As noted above, since these thresholds of significance will affect the conduct of EIRs for projects subject to CEQA, such as airport development projects and Airport Land Use Compatibility Plans, participation in the setting of these standards is critical.

As part of the California Air Resources Board’s (CARB) “Climate Change Proposed Scoping Plan,” the Board, on October 24, 2008, released its Preliminary Draft Staff Proposal on recommended approaches for setting Interim significance thresholds for greenhouse gases under the California Environmental Quality Act (CEQA).  Since these thresholds of significance will affect the conduct of EIRs for projects subject to CEQA, such as airport development projects and Airport Land Use Compatibility Plans, participation in the setting of these standards is critical.

California law provides that climate change is an environmental effect subject to the CEQA.  Lead agencies, such as Airport Land Use Commissions, are therefore obligated to determine whether a project’s climate change-related effects may be significant, thereby requiring preparation of an Environmental Impact Report and to impose feasible mitigation to substantially lessen any significant effects.

CARB is specifically requesting participation from the public stakeholders and local lead agencies.  The Preliminary Draft Staff Proposal suggests a “sector approach” due to the fact that “(1) some sectors contribute more substantially to the problem, and therefore should have a greater obligation for emissions reductions, and (2) looking forward, there are differing levels of emissions reductions expected from different sectors in or to meet California’s climate objectives.”

The PDSP includes flowcharts that address CARB’s “threshold concepts” for industrial projects and for residential and commercial projects.  The PDSP also states that that the staff is working on a proposal for an interim approach for thresholds for transportation projects.  CARB proposes, for example, a significance threshold of 7,000 metric tons of CO2e/year.  For Projects that go over that amount, an EIR would have to be prepared and “all feasible GHG mitigation measures implemented.”

CARB has identified a few questions to solicit public comment, but notes that the “list is not exhaustive.”

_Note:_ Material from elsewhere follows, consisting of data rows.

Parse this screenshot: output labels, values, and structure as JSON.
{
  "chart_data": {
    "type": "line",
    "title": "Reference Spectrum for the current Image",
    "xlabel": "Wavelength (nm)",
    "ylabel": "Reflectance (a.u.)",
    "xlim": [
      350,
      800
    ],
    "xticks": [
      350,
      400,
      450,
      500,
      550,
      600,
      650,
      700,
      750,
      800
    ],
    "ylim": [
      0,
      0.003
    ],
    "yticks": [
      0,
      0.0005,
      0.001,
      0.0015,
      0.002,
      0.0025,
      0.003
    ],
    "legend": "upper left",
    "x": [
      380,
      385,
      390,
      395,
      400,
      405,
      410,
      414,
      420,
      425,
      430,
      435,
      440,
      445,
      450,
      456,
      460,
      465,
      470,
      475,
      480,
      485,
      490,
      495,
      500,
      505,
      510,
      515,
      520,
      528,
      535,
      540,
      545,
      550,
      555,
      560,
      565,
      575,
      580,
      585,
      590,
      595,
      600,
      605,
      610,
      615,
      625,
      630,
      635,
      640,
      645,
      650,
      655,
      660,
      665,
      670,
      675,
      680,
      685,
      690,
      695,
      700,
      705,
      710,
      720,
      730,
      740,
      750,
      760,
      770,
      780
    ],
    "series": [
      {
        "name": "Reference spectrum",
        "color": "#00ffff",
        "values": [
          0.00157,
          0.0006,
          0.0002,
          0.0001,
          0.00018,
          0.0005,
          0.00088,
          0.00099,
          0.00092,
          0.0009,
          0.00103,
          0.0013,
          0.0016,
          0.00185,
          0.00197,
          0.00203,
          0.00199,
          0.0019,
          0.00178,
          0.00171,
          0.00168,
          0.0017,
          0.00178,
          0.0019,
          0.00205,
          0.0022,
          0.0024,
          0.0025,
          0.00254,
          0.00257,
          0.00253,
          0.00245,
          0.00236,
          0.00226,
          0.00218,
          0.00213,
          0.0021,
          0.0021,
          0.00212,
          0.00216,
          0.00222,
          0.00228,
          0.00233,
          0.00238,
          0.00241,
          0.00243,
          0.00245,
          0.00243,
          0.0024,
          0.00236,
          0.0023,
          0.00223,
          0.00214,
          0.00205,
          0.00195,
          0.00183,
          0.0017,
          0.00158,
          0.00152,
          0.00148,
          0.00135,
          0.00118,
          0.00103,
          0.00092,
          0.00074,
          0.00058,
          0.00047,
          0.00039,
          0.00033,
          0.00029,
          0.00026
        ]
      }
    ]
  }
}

  • Will the recommended approaches have any unintended consequences, for example, encouraging the piecemealing of projects?
  • As set out in the attachments to the Staff Proposal, staff proposes to define certain performance standards (e.g., for energy efficiency) by referencing or compiling lists from existing local, State or national standards.  For some sub-sources of GHG emissions (e.g., construction, transportation, waste), ARB staff has not identified reference standards.  How should the performance standards for these sub-sources be defined?
  • Are any of the industrial, residential, or commercial project types eligible for categorical exemptions likely to contribute more significantly to climate change than staff’s preliminary analysis indicates?
  • For residential and commercial projects, staff has proposed that the GHG emissions of some projects that meet GHG performance standards might under some circumstances still be considered cumulatively considerable and therefore significant.  What types of projects might still have climate change-related impacts?

As noted above, since these thresholds of significance will affect the conduct of EIRs for projects subject to CEQA, such as airport development projects and Airport Land Use Compatibility Plans, participation in the setting of these standards is critical.